Centros de datos en Colombia: consumo de agua y energía sin debate
Centros de datos en Colombia: consumo sin debate

Colombia ya cuenta con 23 centros de datos en funcionamiento y una docena adicional en construcción. En América Latina, la capacidad instalada de colocación alcanzó los 1.100 megavatios en 2025. Esto no es una promesa futura: ya está aquí, encendida. Y casi no se discute de dónde proviene la energía ni el agua que consumen.

El costo energético y de agua de la inteligencia artificial

Cuando usted escribe a un modelo de inteligencia artificial, la pregunta no flota en el aire: viaja hasta una nave de procesadores que consumen electricidad. Cada vatio que ingresa se convierte en calor que debe ser retirado en segundos, o las máquinas se apagan.

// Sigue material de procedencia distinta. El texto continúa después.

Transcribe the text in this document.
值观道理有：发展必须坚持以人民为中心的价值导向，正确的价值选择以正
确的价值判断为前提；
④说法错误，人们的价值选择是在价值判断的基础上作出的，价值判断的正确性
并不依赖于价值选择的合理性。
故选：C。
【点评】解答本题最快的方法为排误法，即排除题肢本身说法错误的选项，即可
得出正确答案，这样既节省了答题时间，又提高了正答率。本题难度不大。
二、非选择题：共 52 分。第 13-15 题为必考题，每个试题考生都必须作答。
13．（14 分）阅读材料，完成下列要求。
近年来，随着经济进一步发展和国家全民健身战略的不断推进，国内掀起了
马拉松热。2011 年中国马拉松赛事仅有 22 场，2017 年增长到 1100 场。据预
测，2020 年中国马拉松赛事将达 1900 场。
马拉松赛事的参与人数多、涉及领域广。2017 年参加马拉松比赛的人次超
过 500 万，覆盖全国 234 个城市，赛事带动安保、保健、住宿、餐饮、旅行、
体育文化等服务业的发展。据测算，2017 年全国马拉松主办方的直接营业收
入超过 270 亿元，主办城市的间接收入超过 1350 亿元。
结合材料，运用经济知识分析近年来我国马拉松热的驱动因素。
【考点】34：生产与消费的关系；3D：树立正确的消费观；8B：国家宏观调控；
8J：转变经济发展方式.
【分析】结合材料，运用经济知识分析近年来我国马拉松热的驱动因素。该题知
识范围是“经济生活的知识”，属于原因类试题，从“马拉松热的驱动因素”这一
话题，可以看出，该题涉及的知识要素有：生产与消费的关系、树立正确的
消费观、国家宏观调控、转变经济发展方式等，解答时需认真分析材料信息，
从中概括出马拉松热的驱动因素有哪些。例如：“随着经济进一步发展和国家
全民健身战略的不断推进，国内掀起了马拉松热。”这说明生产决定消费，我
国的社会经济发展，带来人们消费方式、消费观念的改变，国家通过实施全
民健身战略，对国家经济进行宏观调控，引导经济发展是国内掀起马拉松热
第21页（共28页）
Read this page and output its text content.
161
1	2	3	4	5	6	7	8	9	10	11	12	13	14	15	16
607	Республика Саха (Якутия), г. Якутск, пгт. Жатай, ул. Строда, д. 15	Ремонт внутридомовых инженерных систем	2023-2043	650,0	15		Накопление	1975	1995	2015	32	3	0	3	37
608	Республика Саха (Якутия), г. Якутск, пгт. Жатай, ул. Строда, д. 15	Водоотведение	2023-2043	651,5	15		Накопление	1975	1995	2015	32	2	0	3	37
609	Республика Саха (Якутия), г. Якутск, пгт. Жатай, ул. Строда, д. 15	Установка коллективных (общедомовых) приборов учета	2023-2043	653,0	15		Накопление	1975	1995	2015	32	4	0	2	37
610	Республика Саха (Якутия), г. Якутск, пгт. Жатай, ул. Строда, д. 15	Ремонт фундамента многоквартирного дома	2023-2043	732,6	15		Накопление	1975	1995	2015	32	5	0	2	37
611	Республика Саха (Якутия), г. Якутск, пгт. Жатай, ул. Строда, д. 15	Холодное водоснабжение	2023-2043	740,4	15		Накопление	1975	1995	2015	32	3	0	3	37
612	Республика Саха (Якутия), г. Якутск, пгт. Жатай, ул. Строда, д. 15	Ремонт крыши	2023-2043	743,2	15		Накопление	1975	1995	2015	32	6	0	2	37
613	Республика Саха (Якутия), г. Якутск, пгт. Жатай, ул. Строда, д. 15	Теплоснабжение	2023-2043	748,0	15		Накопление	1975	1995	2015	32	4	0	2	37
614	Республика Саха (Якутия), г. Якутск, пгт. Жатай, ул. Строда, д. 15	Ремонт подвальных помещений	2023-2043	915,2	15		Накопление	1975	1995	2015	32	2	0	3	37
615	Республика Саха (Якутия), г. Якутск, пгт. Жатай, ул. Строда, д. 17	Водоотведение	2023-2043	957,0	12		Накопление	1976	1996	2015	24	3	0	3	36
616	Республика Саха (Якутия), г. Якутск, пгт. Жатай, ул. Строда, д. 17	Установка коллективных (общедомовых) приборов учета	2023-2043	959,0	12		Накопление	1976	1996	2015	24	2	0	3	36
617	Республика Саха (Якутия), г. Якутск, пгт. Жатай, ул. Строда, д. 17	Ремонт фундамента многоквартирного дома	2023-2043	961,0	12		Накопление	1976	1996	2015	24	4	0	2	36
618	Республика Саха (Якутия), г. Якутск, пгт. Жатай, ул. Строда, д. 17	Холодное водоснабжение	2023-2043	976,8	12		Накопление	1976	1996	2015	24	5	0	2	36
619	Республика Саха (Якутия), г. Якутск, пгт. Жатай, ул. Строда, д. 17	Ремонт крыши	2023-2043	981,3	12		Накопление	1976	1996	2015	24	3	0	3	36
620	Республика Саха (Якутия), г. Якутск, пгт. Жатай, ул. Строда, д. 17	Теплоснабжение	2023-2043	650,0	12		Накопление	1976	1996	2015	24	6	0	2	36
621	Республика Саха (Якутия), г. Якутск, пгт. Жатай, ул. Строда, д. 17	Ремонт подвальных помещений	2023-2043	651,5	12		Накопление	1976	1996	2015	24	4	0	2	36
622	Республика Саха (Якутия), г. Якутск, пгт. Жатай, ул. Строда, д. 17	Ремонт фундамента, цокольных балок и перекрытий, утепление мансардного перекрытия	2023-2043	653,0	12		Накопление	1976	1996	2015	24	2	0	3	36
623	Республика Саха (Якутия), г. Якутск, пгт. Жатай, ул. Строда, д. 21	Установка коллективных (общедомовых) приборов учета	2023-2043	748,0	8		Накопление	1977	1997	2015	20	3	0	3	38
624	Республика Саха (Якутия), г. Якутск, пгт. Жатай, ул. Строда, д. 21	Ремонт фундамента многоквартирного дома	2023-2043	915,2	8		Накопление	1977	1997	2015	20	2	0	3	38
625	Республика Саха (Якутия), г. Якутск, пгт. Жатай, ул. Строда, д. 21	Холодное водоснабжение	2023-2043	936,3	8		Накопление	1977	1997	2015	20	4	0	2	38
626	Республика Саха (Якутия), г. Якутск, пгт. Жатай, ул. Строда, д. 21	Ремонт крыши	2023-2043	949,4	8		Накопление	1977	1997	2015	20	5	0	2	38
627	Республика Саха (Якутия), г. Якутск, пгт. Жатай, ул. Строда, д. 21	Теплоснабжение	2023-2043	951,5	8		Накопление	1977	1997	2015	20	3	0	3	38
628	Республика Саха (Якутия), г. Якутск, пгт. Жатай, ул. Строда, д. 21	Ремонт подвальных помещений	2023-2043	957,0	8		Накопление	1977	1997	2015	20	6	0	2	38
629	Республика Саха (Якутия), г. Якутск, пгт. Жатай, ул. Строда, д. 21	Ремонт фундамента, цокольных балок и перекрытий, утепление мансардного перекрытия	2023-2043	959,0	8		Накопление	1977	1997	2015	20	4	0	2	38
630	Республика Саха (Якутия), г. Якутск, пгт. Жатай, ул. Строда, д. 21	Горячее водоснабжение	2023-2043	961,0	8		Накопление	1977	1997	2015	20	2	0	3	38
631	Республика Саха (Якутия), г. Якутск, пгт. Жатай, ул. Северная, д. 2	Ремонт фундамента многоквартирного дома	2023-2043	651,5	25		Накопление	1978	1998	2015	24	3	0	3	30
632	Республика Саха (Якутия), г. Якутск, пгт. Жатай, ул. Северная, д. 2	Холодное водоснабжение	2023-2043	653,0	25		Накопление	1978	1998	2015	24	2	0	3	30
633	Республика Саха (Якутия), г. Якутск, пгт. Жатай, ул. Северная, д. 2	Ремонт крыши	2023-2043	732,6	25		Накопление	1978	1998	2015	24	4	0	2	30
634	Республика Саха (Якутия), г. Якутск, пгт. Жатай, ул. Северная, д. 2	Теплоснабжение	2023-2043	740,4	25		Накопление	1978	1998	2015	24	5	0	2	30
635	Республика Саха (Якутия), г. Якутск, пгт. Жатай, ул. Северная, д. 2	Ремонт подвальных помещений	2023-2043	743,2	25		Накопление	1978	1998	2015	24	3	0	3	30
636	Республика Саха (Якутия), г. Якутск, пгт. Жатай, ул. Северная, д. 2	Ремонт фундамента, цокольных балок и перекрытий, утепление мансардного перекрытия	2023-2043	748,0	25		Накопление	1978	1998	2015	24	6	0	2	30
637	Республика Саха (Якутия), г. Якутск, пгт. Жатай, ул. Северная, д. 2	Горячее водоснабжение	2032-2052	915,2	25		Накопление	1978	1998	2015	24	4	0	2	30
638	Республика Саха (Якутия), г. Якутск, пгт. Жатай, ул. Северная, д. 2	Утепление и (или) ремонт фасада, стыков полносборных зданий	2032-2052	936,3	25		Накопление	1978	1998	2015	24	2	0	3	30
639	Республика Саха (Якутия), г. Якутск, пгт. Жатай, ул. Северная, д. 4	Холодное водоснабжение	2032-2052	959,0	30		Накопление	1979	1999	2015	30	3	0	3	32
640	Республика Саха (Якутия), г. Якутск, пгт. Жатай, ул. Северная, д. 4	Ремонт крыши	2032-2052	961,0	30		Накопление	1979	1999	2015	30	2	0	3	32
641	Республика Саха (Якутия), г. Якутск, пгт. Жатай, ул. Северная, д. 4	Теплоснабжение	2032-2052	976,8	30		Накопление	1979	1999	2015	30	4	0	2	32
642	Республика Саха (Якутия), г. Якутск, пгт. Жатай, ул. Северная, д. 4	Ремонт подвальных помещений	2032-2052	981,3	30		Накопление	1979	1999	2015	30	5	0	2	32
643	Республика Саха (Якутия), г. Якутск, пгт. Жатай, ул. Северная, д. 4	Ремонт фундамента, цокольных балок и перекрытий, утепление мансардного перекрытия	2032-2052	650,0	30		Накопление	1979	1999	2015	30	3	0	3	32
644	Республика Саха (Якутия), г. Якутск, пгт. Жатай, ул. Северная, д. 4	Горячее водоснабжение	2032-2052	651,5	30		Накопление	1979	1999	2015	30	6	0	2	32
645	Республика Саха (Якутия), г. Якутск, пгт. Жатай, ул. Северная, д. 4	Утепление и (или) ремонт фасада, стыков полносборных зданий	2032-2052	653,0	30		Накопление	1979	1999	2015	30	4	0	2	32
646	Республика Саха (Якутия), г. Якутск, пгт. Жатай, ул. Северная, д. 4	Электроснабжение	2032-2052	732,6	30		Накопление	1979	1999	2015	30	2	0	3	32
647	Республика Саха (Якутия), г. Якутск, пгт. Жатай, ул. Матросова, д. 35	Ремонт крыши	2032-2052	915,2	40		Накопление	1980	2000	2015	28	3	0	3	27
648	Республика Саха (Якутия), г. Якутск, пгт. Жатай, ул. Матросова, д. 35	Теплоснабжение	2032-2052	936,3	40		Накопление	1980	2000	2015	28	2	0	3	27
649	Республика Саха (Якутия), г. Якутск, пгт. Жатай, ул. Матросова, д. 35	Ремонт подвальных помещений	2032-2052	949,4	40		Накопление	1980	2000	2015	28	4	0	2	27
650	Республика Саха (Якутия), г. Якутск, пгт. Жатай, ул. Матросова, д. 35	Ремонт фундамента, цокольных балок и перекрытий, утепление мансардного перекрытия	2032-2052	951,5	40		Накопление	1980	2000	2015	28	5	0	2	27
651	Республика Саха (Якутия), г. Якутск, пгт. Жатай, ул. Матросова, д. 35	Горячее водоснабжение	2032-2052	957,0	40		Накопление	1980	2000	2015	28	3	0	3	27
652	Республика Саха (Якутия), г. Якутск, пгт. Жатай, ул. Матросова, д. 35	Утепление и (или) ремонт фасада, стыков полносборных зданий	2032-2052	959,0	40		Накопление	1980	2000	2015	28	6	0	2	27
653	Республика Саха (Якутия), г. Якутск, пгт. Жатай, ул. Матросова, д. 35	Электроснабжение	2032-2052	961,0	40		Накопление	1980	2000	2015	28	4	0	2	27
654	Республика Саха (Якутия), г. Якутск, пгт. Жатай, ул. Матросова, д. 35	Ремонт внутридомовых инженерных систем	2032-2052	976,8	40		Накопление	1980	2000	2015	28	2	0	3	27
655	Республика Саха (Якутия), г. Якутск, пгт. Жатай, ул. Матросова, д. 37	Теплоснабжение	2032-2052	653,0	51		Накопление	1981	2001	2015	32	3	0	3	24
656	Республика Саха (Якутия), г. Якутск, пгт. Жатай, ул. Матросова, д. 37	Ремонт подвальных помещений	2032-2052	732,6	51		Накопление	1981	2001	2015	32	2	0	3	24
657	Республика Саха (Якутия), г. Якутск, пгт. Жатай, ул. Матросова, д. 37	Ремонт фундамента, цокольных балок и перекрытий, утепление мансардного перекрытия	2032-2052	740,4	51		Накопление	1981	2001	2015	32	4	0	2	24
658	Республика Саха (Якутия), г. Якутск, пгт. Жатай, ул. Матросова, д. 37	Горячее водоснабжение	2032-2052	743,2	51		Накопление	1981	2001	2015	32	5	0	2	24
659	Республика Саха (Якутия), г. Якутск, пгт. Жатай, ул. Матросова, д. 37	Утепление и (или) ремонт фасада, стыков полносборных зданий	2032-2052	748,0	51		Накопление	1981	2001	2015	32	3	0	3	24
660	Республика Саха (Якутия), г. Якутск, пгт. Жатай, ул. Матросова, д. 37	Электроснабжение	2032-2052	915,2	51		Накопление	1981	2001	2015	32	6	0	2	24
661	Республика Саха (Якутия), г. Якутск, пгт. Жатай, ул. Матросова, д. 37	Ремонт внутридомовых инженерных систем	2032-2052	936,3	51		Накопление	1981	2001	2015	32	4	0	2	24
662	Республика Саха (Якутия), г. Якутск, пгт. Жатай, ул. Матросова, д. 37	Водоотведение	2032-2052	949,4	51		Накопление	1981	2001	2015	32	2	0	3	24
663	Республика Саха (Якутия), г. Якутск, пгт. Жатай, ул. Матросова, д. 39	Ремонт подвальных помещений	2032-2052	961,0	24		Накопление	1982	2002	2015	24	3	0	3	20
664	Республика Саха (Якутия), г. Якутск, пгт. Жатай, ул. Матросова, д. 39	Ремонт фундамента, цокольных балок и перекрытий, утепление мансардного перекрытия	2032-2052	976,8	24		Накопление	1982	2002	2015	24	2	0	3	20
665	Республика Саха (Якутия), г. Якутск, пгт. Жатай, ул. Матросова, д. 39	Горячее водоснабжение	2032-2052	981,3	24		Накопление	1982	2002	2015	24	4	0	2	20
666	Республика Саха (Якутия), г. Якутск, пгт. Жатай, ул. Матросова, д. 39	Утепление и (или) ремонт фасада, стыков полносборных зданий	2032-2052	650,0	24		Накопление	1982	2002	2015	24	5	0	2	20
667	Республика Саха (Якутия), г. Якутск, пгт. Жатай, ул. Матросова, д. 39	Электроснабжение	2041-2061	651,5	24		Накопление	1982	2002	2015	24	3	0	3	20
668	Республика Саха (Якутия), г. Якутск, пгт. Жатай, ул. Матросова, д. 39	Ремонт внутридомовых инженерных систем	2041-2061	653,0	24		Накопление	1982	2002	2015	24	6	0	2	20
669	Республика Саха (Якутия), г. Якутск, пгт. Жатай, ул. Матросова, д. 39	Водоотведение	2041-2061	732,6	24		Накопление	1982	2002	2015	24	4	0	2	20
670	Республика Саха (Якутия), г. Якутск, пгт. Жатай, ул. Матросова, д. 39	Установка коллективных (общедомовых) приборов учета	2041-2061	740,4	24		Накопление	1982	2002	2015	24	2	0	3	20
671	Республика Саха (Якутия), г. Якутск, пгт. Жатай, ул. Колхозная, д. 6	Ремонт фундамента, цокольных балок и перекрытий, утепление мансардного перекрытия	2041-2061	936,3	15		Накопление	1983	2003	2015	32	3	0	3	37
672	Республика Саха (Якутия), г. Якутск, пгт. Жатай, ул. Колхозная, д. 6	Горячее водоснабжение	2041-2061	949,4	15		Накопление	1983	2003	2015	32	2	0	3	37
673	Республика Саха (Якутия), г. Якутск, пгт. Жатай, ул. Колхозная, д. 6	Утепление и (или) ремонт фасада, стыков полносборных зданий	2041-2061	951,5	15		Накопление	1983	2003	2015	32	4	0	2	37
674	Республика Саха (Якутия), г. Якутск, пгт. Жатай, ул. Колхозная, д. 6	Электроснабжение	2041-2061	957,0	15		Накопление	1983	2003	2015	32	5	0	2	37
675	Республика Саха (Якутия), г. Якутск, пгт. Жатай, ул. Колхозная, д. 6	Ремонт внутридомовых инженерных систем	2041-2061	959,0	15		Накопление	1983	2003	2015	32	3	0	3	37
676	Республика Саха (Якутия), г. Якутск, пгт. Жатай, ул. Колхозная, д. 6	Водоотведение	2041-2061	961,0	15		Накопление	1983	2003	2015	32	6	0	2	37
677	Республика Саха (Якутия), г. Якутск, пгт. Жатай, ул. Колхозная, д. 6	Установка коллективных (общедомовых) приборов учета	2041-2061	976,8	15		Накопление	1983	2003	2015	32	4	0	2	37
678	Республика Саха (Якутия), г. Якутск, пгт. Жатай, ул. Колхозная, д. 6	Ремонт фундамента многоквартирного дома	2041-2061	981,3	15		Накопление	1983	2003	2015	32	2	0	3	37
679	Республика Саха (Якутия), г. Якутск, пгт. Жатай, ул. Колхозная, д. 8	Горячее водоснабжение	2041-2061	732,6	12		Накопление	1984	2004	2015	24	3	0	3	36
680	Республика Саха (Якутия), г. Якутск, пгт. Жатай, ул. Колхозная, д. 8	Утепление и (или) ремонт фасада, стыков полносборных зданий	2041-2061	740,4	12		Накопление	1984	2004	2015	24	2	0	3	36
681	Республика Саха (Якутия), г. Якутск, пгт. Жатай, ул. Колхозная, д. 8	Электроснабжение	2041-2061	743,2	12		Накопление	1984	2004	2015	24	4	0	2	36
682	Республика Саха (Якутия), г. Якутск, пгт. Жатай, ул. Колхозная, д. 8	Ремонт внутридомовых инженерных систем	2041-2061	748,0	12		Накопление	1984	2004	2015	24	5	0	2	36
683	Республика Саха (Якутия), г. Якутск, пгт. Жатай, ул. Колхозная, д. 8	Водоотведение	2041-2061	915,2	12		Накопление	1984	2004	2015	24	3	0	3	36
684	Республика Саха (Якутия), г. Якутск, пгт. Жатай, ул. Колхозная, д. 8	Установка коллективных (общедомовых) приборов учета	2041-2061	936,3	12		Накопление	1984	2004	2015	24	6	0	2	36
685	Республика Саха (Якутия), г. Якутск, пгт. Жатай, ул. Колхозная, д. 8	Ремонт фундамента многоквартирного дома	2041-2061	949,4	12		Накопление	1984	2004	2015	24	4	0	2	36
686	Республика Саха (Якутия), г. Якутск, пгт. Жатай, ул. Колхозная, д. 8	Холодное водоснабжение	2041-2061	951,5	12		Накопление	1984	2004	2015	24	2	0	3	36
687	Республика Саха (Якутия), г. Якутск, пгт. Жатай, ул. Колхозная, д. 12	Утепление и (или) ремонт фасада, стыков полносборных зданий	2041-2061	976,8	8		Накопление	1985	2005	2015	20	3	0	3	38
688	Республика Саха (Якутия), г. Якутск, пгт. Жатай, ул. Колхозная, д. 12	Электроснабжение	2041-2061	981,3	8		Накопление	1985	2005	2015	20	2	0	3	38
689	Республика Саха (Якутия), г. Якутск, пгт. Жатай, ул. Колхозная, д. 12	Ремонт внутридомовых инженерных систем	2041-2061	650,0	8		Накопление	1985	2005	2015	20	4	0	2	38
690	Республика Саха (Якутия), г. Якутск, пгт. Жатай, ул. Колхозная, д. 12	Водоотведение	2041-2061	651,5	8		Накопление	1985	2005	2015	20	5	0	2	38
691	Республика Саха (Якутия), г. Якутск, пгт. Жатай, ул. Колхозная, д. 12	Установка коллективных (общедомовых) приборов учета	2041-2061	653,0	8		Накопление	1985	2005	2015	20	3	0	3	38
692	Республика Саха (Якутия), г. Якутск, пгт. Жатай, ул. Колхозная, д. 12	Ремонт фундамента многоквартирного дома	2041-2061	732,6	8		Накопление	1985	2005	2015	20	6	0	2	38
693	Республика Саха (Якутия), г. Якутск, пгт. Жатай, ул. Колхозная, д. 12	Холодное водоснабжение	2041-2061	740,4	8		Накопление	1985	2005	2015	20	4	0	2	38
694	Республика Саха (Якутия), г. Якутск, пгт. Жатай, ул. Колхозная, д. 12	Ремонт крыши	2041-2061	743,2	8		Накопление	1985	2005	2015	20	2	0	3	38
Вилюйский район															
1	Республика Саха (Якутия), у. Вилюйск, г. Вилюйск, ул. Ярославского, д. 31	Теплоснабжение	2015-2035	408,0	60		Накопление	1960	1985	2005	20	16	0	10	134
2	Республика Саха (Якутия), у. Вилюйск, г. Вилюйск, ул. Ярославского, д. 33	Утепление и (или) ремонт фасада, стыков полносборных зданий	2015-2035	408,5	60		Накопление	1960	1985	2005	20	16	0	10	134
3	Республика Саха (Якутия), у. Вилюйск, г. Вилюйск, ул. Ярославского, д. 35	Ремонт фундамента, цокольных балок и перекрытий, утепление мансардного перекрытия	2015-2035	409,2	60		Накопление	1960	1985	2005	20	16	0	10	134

Un bastidor de chips de IA puede superar los 100.000 vatios, frente a los pocos miles de uno convencional. Por eso, junto al cómputo hay un sistema de refrigeración igual de grande.

Ahí entra el agua. Enfriar por evaporación es lo más barato: torres que rocían agua sobre el aire caliente y la pierden. La alternativa, equipos eléctricos, no gasta agua en el sitio, pero consume más electricidad, generada con agua en otra parte. Son dos llaves abiertas: la del enfriamiento y la de la planta que alimenta el sitio.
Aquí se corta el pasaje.